One is that annual conferences are at risk of becoming repetitive in terms of format, speakers, and content, with many of the same people attending year after year at the expense of other colleagues. But some bloggers are warning that unconferences need to make sure they don’t go the same way, and that they reach out more effectively to keep things fresh and bring others in.
Secondly, there is the growing risk that the real Dinosaurs who don’t believe in social media and the evangelists for it (I don’t believe there are many) are ruining it for those other Dinosaurs who are trying to catch up with and learn from the Geeks. They are unfairly being tarred with the same brush, and as a result some of the Geeks are thinking that these people should stay in their old world and let the new kids (I refuse to put a ‘z’ on the end of that word) get on with it.
Now I’m exaggerating for effect, and the labels I’ve used are neither accurate nor fair, but there is some mileage in this. The key to effective communication and engagement is to tailor what we do to meet residents’ needs, otherwise local government communications will become irrelevant.
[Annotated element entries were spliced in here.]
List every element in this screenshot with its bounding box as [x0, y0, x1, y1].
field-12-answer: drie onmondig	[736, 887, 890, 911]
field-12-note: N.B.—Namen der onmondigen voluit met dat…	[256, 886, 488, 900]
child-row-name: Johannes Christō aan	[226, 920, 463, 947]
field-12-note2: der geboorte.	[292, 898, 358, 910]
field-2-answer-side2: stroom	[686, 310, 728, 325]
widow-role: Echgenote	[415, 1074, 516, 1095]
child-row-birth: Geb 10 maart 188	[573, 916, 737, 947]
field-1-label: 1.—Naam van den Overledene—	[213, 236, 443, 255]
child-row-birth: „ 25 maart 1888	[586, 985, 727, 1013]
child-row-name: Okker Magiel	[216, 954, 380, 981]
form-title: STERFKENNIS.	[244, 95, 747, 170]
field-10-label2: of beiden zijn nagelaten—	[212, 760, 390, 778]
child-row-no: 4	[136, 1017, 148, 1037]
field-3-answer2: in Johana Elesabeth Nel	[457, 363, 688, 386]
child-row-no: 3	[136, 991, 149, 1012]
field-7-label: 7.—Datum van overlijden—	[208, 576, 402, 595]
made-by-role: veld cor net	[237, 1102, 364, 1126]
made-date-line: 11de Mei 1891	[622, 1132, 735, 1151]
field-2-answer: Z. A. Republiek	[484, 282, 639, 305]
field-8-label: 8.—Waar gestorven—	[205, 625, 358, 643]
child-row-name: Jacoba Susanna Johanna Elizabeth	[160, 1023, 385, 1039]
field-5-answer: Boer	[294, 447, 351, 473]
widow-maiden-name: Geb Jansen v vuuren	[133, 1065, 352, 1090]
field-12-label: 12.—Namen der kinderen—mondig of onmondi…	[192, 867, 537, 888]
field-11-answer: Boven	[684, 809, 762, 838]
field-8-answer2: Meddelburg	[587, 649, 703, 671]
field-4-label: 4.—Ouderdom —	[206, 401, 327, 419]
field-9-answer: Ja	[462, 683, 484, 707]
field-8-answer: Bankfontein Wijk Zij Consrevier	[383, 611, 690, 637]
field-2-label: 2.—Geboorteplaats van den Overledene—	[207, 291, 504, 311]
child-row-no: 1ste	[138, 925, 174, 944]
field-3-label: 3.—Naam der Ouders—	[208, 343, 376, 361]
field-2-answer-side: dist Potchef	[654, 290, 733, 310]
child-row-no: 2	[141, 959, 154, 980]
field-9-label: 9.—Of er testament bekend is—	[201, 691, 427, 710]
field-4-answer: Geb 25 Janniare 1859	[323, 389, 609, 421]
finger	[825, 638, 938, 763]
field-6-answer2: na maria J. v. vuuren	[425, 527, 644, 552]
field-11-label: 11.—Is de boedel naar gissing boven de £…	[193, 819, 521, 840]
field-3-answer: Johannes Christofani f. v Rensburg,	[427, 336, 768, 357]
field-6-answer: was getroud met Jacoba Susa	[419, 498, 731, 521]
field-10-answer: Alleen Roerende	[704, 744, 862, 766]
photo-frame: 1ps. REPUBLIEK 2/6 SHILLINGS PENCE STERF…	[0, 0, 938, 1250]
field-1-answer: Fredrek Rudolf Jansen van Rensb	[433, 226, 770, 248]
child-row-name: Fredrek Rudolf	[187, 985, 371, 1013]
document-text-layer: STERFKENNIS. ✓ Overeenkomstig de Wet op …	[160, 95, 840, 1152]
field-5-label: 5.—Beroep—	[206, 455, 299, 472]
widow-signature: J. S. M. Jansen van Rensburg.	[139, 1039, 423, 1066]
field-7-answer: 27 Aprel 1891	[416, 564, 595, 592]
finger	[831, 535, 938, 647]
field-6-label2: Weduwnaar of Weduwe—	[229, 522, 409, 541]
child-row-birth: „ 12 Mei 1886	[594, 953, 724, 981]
Research shows that residents still want some of the traditional channels, as well as the new ones, so as good communicators we should do both. Communications teams must include the whole range of different skills to deliver a multi-channel approach, with a common attitude of a willingness to use what works and learn and try something new.
This debate around old and new was taking place a couple of years ago, and it hasn’t really moved on. In an era where innovation is greater than ever, the next new thing in town should be to break down the barriers. The only traditional things left are the labels.